I twisted my face into what I hoped was a mask of infuriated rage and started up.
"Sit down!" Ricca said, and the gun covered me.
I sat down.
"Throw me out if you like, but I'm going to have that money!" I snarled at her.
"You'll leave here without a dime and on your feet!" she said. "The guards have been told to let you out only if you are walking and you're not carrying a bag. You'll have a nice long walk ahead of you, and I hope you'll enjoy it!"
"Don't imagine you'll get away with this!" I shouted. "If you think you can gyp me ..."
She was revelling in it now. I made out I was going to spring at her. Ricca stood up, threatening me with the gun.
"Empty your pockets on the desk," Della said.
"Make me!" I said. "I'd like to see either of you get close enough to make me!"
"That won't be necessary," Ricca said. "Do what she says or I'll shoot you in the leg and you'll damn well have to crawl out of here!"
I thought of those three one-hundred-dollar bills I had hidden in my shoe, and I had trouble in keeping a straight face.
"I'll fix you too!" I snarled at him, and began emptying my pockets on the desk.

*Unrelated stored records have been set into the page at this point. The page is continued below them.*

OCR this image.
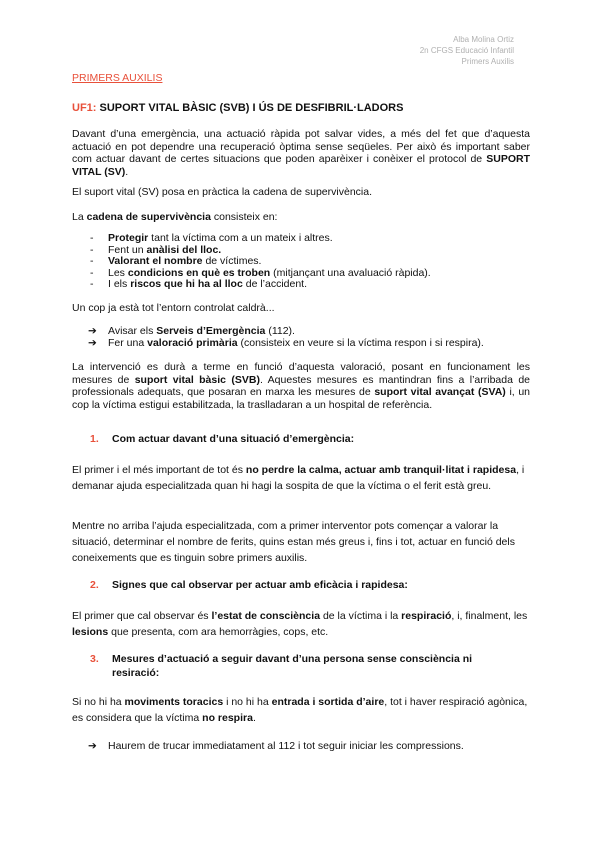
Alba Molina Ortiz
2n CFGS Educació Infantil
Primers Auxilis
PRIMERS AUXILIS
UF1: SUPORT VITAL BÀSIC (SVB) I ÚS DE DESFIBRIL·LADORS

Davant d’una emergència, una actuació ràpida pot salvar vides, a més del fet que d’aquesta actuació en pot dependre una recuperació òptima sense seqüeles. Per això és important saber com actuar davant de certes situacions que poden aparèixer i conèixer el protocol de SUPORT VITAL (SV).

El suport vital (SV) posa en pràctica la cadena de supervivència.

La cadena de supervivència consisteix en:

- Protegir tant la víctima com a un mateix i altres.
- Fent un anàlisi del lloc.
- Valorant el nombre de víctimes.
- Les condicions en què es troben (mitjançant una avaluació ràpida).
- I els riscos que hi ha al lloc de l’accident.

Un cop ja està tot l’entorn controlat caldrà...

➔ Avisar els Serveis d’Emergència (112).
➔ Fer una valoració primària (consisteix en veure si la víctima respon i si respira).

La intervenció es durà a terme en funció d’aquesta valoració, posant en funcionament les mesures de suport vital bàsic (SVB). Aquestes mesures es mantindran fins a l’arribada de professionals adequats, que posaran en marxa les mesures de suport vital avançat (SVA) i, un cop la víctima estigui estabilitzada, la traslladaran a un hospital de referència.

1.	Com actuar davant d’una situació d’emergència:

El primer i el més important de tot és no perdre la calma, actuar amb tranquil·litat i rapidesa, i demanar ajuda especialitzada quan hi hagi la sospita de que la víctima o el ferit està greu.

Mentre no arriba l’ajuda especialitzada, com a primer interventor pots començar a valorar la situació, determinar el nombre de ferits, quins estan més greus i, fins i tot, actuar en funció dels coneixements que es tinguin sobre primers auxilis.

2.	Signes que cal observar per actuar amb eficàcia i rapidesa:

El primer que cal observar és l’estat de consciència de la víctima i la respiració, i, finalment, les lesions que presenta, com ara hemorràgies, cops, etc.

3.	Mesures d’actuació a seguir davant d’una persona sense consciència ni resiració:

Si no hi ha moviments toracics i no hi ha entrada i sortida d’aire, tot i haver respiració agònica, es considera que la víctima no respira.

➔ Haurem de trucar immediatament al 112 i tot seguir iniciar les compressions.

When I was through she made me pull out the linings of my pockets to make sure I'd kept nothing back. I was glad I had stashed the keys in the chair. If she had seen those she might have looked in the safe. All the time I had been in the room I had kept my hat on. The receipt for the suitcase was burning a hole in my head, but neither of them thought to look inside my hat.
"Okay, Johnny," Della said, "now you're all set to go. I hope you'll be hungry tonight. I hope no one gives you a ride. I hope you rot in hell!"
"I'll fix you for this!" I yelled at her, and moved to the door.
"Better get going fast, Johnny," she said, and a cruel little smile lit up her face. "I said I'd throw you out as I found you, didn't I? Pepi and Benno are on their way over. They should arrive any moment now. They seemed very interested to hear you were here. So this is where you came in, darling. You're on the run again, and I hope they catch you!"
I started to say something when the door opened and Louis walked in. Ricca hid the gun behind his back.